Vor hundert Jahren war das, was Griechenland heute erlebt, durchaus üblich. Da waren fast alle Länder der Welt auf dem Goldstandard. Jene, die überschuldet und nicht mehr wettbewerbsfähig waren, mussten die Löhne und Preise so lange senken, bis sie wieder genug exportieren konnten, um die Auslandsschulden zu bezahlen.

Jahrelange, ja sogar jahrzehntelange Rezessionen mit anhaltender Deflation gehört zur wirtschaftlichen Realität.

Politisch waren solche Rosskuren durchsetzbar. Es gab noch keine allgemeinen freien Wahlen, Gewerkschaften waren noch schwach, und Demonstrationen wurden brutal niedergeschlagen.

Es gibt gute Gründe, dass der Goldstandard, der keinerlei Auf- und Abwertungen erlaubt, aufgegeben wurde. Bei einem flexibleren Wechselkurssystem kann die Wettbewerbsfähigkeit durch Wechselkursänderungen wieder gewonnen werden – entweder durch geregelte Abwertungen oder durch die Kräfte des freien Devisenmarktes.

Das ist weitaus weniger schmerzhaft als der Versuch einer internen Abwertung, den Griechenland derzeit betreibt. Die Löhne und Preise würden genauso fallen, ebenso alle inländischen Vermögenswerte. Aber kein Grieche würde auf die Straße gehen, um dagegen zu protestieren. Die meisten würden es kaum merken. Bloß Importe wären plötzlich viel teurer – und Auslandsreisen kaum erschwinglich.

Weder Island noch Großbritannien haben durch den Kursverfall ihrer Währungen infolge der Finanzkrise 2008 besonders gelitten. Im Gegenteil: Die Exportwirtschaft hat enorm profitiert.

Mit der Währungsunion wurde in Europa wieder eine Art Goldstandard geschaffen. Und wenn Griechenland im Euro bleiben will, hat es keine andere Chance, als seine brutalen Spar- und Kürzungsmaßnahmen durchzuziehen.

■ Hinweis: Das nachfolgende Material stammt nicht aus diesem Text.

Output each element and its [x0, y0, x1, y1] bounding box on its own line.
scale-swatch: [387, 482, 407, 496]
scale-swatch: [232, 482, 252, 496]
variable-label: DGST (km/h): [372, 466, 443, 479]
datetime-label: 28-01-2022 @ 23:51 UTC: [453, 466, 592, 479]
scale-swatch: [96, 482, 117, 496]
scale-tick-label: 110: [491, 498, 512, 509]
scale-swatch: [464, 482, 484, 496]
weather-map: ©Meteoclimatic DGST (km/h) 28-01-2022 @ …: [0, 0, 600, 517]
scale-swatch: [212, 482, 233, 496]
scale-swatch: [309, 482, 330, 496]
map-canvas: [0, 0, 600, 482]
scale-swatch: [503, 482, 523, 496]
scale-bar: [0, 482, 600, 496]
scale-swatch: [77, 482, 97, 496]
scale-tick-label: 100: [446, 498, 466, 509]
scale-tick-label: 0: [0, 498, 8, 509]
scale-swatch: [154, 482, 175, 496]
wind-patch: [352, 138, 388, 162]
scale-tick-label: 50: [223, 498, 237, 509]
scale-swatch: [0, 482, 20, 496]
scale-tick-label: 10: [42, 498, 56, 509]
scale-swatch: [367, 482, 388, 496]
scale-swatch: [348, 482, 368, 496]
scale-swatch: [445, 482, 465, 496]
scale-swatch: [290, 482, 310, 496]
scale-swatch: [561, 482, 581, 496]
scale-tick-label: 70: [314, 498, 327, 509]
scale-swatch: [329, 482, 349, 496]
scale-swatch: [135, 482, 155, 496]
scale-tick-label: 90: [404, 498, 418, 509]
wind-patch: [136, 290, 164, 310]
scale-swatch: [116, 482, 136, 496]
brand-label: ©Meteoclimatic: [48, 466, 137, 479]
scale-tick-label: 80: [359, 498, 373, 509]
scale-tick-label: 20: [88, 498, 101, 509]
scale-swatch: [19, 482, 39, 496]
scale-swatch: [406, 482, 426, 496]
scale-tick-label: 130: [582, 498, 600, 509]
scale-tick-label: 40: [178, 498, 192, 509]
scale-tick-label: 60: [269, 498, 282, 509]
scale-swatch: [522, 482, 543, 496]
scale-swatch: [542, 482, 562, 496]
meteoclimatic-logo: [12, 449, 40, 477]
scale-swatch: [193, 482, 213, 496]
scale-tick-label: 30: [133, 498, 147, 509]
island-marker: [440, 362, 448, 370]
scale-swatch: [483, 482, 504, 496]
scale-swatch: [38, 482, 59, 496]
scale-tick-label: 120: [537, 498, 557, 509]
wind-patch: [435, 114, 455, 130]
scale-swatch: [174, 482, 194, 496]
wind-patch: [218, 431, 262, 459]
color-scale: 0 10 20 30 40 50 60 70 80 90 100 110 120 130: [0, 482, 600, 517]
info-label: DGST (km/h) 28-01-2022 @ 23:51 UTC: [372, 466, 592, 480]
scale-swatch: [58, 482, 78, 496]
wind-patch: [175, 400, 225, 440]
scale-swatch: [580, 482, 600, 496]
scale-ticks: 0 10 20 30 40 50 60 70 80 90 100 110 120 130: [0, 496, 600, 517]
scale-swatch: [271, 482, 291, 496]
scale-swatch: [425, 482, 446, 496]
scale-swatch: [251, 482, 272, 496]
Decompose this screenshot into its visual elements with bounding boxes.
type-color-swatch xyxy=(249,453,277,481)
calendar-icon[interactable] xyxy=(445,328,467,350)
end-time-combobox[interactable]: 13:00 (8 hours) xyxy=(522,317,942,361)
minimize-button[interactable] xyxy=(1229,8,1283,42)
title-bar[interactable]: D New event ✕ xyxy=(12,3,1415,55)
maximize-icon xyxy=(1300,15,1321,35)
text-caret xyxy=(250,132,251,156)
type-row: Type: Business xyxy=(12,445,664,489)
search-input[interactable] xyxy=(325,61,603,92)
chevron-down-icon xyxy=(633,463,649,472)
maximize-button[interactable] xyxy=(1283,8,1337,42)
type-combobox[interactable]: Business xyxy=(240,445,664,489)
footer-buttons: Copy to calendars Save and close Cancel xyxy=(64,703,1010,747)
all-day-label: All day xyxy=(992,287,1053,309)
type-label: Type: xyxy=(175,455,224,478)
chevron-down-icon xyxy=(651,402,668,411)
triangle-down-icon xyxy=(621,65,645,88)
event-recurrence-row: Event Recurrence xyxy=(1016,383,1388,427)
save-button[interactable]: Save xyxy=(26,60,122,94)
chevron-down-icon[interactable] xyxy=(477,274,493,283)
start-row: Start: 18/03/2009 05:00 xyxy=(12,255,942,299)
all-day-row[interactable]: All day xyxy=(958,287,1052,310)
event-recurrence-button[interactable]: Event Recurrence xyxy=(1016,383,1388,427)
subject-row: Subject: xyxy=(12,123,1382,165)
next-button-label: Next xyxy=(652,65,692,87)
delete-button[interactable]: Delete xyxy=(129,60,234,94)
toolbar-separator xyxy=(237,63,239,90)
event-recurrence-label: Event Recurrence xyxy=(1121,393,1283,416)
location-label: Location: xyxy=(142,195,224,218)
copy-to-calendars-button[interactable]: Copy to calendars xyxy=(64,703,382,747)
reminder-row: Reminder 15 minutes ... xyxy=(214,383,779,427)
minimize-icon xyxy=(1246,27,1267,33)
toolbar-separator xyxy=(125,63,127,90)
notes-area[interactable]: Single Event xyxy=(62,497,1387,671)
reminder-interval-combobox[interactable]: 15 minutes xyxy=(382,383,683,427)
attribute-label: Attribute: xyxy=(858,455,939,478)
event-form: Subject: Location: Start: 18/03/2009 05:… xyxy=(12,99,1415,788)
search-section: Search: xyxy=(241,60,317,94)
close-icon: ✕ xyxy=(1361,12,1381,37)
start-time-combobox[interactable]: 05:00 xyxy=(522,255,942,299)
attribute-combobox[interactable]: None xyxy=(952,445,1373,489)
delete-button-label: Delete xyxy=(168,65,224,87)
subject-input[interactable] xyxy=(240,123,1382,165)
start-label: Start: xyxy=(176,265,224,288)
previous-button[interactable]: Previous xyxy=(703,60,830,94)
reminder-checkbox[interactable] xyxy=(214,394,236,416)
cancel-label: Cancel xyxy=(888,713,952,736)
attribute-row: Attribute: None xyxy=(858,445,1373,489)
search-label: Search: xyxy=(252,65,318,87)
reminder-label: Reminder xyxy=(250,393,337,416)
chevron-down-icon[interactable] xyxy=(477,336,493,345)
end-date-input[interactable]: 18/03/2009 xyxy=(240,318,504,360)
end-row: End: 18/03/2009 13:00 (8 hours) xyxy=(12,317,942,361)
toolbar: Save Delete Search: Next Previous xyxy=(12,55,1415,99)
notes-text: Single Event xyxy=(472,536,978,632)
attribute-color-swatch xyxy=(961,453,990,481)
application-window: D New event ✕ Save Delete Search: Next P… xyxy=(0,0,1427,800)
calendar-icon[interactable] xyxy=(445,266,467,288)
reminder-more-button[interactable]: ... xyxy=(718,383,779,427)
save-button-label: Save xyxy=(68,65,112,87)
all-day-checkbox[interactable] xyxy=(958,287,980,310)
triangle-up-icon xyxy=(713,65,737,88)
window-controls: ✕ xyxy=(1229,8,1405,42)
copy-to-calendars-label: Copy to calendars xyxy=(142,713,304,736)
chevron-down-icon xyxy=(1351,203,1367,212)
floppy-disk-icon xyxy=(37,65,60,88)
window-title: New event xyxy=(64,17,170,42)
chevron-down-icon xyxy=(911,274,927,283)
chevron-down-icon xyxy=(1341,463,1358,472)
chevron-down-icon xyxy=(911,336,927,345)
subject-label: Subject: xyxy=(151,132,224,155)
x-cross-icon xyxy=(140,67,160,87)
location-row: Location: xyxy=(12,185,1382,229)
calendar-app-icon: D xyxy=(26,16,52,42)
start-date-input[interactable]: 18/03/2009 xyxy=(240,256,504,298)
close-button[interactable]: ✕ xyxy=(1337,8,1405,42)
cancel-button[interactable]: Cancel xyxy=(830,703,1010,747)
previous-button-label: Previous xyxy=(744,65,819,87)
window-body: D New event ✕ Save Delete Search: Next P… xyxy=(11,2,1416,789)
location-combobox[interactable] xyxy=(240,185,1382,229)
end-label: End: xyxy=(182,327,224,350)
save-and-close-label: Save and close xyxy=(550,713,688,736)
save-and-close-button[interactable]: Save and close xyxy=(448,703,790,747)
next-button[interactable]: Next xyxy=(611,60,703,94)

Aber je schlechter die Aussichten dieses Kurses werden, desto verlockender wird die Alternative, die ich ebenso wie viele andere schon skizziert habe: Ausstieg aus dem Euro, dramatische Abwertung der neuen Währung und eine Insolvenz, bei der dem Staat einen Großteil seiner Schulden erlassen werden würde.

Die Staatspleite würde die griechischen Banken, die sehr viele Staatsanleihen halten, zwar in den Abgrund reißen, aber dort werden sie auch durch den von der EU geplanten „freiwilligen“ Schuldenschnitt landen. Und wenn Griechenland wieder die Kontrolle über die eigene Geldpolitik gewinnt, dann kann die Zentralbank einfach Geld drucken und so den Banken aushelfen.

Es ist bewundernswert, mit welcher Entschlossenheit die griechischen Eliten am Euro festhalten. (Noch besser wäre es, wenn sie mit der gleichen Konsequenz die Sanierung durchgezogen hätten.) Aber dieser Weg ist ein Fehler.

Was einst Staaten durchziehen konnten und zuletzt Lettland zu einem sehr hohen Preis gelungen ist – die interne Abwertung der Löhne und Preise bei einem festen Wechselkurs – dafür ist das heutige Griechenland mit seinen starken Gewerkschaften und der fehlenden Solidarität in der Gesellschaft nicht geschaffen.  

Die externe Abwertung über eine eigene Währung wäre der viel leichtere und bessere Weg.